Standing next to Buddha, I get a very solemn feeling. I reflect on what I know about Buddhism. Even if you are not a Buddhist, as long as you have respect for religion and traditional philosophy, you will get that same feeling. Others near me marvel at the structure, it with its right hand raised up from the elbow, palm fanning outward and its left hand with its opened palm facing up. Its facial gesture seems to convey the message to all who will pay heed, “Do not worry. Everything will be all right.”

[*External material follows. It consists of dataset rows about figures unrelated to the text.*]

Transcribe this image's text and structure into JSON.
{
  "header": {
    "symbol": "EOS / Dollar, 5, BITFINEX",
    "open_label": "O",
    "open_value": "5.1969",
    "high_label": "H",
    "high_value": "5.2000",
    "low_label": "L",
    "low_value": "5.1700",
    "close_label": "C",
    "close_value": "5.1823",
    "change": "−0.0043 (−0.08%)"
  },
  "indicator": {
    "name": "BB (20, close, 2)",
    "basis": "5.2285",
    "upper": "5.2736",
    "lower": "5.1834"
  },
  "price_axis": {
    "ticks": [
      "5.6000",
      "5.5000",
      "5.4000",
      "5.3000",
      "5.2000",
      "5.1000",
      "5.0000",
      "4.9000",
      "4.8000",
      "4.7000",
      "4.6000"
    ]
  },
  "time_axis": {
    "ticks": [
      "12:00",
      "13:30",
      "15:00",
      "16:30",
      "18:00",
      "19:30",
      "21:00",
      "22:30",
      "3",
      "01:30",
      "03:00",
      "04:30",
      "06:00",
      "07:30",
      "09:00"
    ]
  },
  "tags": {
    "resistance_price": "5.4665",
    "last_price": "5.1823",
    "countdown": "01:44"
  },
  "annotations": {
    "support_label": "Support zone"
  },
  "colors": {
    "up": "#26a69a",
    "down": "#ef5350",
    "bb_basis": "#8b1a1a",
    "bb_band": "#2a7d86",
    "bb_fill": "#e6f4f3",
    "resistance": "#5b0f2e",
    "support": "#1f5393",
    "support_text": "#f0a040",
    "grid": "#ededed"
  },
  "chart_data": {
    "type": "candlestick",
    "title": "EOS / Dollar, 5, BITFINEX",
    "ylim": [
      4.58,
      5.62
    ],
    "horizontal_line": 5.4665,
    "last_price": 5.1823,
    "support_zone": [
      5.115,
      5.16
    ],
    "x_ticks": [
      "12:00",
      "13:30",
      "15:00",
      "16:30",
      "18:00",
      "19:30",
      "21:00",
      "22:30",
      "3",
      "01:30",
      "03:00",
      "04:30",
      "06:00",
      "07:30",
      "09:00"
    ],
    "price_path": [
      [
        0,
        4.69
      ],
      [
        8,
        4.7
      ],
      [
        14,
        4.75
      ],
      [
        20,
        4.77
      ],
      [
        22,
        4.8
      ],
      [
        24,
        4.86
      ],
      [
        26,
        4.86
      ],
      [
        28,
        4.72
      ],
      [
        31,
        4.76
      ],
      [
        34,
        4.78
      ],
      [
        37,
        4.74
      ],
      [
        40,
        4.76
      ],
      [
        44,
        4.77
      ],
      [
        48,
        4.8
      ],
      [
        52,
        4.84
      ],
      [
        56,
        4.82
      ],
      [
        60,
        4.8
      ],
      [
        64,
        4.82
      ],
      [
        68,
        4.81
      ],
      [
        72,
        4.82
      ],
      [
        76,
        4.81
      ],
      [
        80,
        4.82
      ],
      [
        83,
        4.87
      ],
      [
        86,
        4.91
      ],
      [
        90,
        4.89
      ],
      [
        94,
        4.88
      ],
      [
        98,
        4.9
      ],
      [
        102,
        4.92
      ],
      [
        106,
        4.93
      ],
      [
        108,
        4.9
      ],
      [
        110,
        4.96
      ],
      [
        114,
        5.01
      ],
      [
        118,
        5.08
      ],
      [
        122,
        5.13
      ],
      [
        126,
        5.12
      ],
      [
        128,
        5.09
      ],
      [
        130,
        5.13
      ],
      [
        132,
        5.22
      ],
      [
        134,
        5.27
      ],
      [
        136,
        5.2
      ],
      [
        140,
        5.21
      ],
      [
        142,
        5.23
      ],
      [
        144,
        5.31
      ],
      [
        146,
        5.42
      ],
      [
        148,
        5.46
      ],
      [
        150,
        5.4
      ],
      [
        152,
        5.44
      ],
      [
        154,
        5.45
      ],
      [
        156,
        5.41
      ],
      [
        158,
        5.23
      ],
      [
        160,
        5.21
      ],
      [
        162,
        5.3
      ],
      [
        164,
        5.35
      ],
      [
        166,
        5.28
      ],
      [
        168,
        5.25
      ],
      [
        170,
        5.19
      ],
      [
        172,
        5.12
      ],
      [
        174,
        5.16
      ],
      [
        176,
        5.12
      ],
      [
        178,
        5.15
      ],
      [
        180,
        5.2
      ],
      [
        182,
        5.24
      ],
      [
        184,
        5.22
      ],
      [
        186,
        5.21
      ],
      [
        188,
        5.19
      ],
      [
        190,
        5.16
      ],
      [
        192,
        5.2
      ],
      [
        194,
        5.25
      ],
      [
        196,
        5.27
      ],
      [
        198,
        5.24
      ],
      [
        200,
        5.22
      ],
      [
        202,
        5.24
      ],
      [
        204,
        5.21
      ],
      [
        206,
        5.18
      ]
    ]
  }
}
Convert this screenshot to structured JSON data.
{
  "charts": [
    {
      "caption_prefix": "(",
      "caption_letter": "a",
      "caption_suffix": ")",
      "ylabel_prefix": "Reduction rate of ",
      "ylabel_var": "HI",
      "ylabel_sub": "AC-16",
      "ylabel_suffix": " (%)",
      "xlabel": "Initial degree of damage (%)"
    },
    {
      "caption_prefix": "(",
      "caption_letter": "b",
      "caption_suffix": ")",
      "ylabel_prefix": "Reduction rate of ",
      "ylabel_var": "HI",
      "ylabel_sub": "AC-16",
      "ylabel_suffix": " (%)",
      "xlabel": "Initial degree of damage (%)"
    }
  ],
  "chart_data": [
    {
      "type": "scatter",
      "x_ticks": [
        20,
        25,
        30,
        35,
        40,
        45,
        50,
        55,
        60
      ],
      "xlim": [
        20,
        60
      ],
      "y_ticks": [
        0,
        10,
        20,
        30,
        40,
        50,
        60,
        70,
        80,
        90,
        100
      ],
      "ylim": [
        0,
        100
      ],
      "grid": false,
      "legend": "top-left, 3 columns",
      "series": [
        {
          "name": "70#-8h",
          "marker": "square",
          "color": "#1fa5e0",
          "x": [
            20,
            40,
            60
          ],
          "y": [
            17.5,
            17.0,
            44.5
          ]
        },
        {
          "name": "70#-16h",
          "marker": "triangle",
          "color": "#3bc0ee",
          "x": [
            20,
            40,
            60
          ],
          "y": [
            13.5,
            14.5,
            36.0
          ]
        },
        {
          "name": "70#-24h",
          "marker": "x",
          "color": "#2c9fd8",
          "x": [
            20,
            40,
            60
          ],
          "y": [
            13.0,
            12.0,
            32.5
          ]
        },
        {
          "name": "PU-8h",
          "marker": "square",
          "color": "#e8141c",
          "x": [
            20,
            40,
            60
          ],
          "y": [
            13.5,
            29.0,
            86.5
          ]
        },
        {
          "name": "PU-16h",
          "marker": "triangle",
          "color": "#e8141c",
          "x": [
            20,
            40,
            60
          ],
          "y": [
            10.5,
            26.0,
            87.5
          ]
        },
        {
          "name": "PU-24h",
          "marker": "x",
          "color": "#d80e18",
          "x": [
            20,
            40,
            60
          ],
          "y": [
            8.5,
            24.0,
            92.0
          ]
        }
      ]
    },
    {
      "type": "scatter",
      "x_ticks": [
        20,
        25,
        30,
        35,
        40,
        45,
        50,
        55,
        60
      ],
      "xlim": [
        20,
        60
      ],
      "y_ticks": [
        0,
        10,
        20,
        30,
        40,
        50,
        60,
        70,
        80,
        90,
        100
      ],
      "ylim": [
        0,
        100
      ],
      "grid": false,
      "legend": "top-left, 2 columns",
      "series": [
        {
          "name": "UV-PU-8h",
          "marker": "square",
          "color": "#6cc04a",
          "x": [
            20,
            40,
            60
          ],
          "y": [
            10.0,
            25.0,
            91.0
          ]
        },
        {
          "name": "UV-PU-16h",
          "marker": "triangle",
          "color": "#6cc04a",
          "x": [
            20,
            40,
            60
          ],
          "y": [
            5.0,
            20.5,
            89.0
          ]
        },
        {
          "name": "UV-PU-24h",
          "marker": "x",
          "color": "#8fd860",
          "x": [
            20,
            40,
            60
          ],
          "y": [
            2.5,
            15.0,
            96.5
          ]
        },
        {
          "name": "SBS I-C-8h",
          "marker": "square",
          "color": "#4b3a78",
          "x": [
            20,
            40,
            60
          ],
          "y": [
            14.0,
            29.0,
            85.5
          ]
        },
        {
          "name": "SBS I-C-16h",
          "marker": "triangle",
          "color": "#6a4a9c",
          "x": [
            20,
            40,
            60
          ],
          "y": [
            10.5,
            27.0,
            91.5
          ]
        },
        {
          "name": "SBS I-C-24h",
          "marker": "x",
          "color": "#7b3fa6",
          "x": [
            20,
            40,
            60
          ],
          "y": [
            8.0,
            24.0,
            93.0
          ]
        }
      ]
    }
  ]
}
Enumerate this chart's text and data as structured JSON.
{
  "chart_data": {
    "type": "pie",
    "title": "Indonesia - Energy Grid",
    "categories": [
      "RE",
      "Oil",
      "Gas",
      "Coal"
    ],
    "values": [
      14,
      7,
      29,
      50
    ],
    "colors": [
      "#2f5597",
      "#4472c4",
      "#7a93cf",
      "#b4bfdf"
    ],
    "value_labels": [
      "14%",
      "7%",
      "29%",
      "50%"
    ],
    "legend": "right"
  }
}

The walk down is much easier and quicker. Po Lin Monastery (“Precious Lotus”) is directly opposite a group of gold, green and red structures. I go into the courtyard and give the meal ticket to one of the many women servers behind the counter. She quickly fills a plate with generous portions of a variety of vegetarian food (“jai”) and cakes. My plate contains both bland and sweet varieties and there is more than enough to eat that I can forgo dinner tonight.
On the return trip, I take the #23 bus (fare $16HK) to the Tung Chung MTR Station, from which subway connections can be made to points in Hong Kong or Kowloon.
|Big Buddha towering over 300 steps|
If You Go
The consensus on the best time to visit Hong Kong seems to be late September through the end of December, with the exception of certain dates in February, when you can partake in very traditional and elaborate Chinese New Year celebrations throughout the city and surrounding areas that run for a full ten days. If you go at any other times, expect to be ready for rainy and very discomforting hot and humid weather that inevitably occurs the rest of the year.
There are so many ways. The first time traveler to Hong Kong might consider buying a tour package, inclusive of airfare, hotel room, some meals with a couple of popular local tours thrown in.
Where To Stay
The range of available accommodations is endless. You will expect to pay the most if you stay in “Central” on the Kong Kong side or “Tsim Sha Tsui” on the Kowloon side but both locations are ideal as a base to do your shopping, sightseeing and dining. As for the Royal Pacific Hotel and Towers in Tsim Sha Tsui mentioned earlier, I would certainly stay there again.
What To Do
Guidebooks and the local tourism office will give you more things to do and places to go than you will have time for. However, if you happen to be in Hong Kong in February during the time of the annual Hong Kong Salsa Festival, try to make at least one or two events. This is an extravaganza not to be missed, even for the non-dance enthusiast. The promoters put on a 6-day and night affair that is replete with over thirty teams of international performers in salsa and other Latin dances, high level competitions among the best dancers in the world. Guests are treated to the exotic and rhythmic sounds of the Latin beat put out by disc jockeys and bands who are locally famous in Asia, Europe, and North America.For the tourist, the festival’s Duk Ling Ride on a junk gives a panoramic view of Victoria Harbor and Hong Kong’s skyline.